Crosslinked polyimide membranes for organic-solvent nanofiltration: Achieving high performance and chemical stability through bromine-based crosslinking

Abstract

This study presents the development of an organic solvent nanofiltration (OSN) membrane with enhanced chemical and alkaline resistance, achieved through the crosslinking of brominated polyimide. By leveraging the high reactivity of bromine, two pyridyl crosslinking agents of varying lengths were effectively integrated into the membrane structure. The DP-PI membrane crosslinked with longer linker exhibited approximately double the permeance of the BP-PI membrane with shorter linker, attributed to structural differences resulting from the length of the crosslinking agents.

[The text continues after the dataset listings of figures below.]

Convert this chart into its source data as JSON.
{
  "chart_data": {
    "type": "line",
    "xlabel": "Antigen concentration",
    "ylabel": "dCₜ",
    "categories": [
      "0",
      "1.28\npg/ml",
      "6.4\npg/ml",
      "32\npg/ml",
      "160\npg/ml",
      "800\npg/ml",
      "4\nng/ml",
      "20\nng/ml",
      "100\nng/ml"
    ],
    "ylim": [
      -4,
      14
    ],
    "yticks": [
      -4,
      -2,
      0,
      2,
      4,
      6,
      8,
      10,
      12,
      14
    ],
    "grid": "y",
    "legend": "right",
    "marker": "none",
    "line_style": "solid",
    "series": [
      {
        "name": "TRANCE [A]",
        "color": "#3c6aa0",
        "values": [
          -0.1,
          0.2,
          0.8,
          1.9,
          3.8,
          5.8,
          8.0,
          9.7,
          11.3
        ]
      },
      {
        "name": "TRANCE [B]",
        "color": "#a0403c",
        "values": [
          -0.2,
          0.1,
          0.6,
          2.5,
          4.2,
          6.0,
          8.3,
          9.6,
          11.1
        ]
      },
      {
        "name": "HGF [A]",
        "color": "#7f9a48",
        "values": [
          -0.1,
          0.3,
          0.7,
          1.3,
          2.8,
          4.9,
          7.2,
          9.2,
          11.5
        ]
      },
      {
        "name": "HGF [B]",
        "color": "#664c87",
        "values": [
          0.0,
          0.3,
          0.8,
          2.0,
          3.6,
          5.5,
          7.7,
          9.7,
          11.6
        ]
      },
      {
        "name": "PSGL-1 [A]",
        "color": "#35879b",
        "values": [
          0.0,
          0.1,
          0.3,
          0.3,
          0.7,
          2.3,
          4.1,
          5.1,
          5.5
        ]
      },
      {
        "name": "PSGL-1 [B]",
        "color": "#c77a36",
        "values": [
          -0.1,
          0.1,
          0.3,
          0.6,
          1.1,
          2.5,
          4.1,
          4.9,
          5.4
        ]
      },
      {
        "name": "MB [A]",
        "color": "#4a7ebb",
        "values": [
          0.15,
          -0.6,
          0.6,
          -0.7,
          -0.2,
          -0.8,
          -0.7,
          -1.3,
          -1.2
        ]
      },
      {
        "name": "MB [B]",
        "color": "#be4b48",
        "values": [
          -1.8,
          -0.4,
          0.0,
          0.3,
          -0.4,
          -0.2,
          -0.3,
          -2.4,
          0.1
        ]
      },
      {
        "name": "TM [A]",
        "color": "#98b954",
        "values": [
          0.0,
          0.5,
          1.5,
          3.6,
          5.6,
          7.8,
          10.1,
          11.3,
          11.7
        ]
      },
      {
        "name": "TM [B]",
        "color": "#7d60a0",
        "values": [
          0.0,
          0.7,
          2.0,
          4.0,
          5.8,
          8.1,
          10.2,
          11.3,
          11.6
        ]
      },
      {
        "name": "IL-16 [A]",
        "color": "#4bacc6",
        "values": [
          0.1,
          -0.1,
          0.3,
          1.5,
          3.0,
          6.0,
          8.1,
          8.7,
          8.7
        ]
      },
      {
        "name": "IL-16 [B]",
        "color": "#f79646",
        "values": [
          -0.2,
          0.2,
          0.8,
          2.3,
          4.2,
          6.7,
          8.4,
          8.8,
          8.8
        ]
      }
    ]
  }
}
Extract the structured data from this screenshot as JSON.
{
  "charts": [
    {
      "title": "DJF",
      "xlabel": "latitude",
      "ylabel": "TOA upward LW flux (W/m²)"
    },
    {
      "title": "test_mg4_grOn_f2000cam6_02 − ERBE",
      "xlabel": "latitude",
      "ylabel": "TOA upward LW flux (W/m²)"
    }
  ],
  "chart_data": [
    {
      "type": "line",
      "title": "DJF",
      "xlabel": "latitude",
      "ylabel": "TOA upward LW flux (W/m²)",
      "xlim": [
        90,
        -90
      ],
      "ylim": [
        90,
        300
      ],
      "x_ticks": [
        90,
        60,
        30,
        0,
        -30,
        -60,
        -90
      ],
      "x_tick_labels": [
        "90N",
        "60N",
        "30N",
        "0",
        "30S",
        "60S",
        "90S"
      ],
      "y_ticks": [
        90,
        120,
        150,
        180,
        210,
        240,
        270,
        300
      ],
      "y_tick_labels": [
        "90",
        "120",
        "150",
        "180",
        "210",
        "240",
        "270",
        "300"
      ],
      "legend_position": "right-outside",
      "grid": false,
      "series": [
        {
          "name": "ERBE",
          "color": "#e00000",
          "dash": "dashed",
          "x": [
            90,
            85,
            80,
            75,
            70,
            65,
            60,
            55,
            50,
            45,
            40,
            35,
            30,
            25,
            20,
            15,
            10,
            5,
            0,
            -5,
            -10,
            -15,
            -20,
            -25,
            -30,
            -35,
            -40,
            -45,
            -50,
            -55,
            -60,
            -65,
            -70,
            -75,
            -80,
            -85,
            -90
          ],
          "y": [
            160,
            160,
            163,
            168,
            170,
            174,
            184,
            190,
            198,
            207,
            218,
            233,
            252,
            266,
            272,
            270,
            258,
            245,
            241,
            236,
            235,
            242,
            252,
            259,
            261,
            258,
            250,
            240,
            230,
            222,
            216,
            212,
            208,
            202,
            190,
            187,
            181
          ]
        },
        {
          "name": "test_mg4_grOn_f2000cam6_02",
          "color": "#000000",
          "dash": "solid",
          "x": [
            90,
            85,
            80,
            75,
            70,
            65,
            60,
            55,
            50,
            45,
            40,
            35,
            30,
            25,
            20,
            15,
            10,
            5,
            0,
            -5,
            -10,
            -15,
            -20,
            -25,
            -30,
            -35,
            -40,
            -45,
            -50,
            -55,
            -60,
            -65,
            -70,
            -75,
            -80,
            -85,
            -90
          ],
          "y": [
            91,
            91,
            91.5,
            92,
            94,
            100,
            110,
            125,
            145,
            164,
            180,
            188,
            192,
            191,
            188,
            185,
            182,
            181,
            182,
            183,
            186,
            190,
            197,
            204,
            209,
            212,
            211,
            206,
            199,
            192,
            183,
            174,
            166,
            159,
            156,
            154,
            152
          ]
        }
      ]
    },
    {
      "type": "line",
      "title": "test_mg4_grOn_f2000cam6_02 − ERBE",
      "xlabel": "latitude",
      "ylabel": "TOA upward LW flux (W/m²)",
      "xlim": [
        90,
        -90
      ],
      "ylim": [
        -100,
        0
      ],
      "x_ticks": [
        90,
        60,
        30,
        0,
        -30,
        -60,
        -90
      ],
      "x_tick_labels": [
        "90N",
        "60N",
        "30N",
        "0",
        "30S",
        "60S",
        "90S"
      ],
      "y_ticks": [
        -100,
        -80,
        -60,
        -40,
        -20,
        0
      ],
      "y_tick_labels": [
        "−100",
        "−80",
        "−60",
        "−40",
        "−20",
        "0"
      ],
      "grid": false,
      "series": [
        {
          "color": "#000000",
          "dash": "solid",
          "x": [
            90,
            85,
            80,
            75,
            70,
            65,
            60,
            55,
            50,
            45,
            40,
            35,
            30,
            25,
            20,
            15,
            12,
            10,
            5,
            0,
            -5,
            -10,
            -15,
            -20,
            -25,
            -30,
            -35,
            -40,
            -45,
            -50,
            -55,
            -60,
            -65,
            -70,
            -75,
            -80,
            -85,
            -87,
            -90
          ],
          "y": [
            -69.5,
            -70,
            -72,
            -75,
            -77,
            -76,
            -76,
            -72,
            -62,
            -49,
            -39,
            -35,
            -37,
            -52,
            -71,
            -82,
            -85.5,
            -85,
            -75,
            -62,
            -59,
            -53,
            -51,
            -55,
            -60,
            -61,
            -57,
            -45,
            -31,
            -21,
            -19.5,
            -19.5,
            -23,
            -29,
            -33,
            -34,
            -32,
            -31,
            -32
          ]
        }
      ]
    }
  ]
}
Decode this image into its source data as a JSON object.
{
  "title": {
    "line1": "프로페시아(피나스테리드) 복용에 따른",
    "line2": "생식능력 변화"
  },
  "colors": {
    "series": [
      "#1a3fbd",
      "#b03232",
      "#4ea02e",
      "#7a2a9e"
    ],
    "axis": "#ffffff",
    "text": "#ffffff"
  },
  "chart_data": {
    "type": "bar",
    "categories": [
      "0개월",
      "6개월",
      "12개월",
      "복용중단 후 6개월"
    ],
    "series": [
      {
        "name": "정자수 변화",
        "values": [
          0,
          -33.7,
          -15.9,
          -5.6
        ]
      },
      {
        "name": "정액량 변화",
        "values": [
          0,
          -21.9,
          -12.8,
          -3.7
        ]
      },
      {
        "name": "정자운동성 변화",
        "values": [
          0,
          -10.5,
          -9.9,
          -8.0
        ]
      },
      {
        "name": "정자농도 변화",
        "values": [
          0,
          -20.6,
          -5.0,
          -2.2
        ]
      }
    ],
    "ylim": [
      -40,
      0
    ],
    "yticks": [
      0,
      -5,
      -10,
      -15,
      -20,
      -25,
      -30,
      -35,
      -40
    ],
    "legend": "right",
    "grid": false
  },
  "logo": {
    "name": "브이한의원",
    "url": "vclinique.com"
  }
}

Meanwhile, the BP-PI membrane demonstrated superior rejection due to its denser crosslinked structure. Under alkaline solvent conditions, both membranes showed partial swelling, leading to reduced rejection. Despite these changes, the membranes maintained stable performance over 80 h, highlighting their strong resistance to harsh alkaline environments. Our bromination-substitution crosslinking strategy effectively forms robust covalent bonds while preserving the integrity of the imide rings, significantly enhancing the membranes' durability. These findings position crosslinked polyimide membranes as highly promising candidates for OSN applications, combining excellent chemical stability, high selectivity, and robust performance.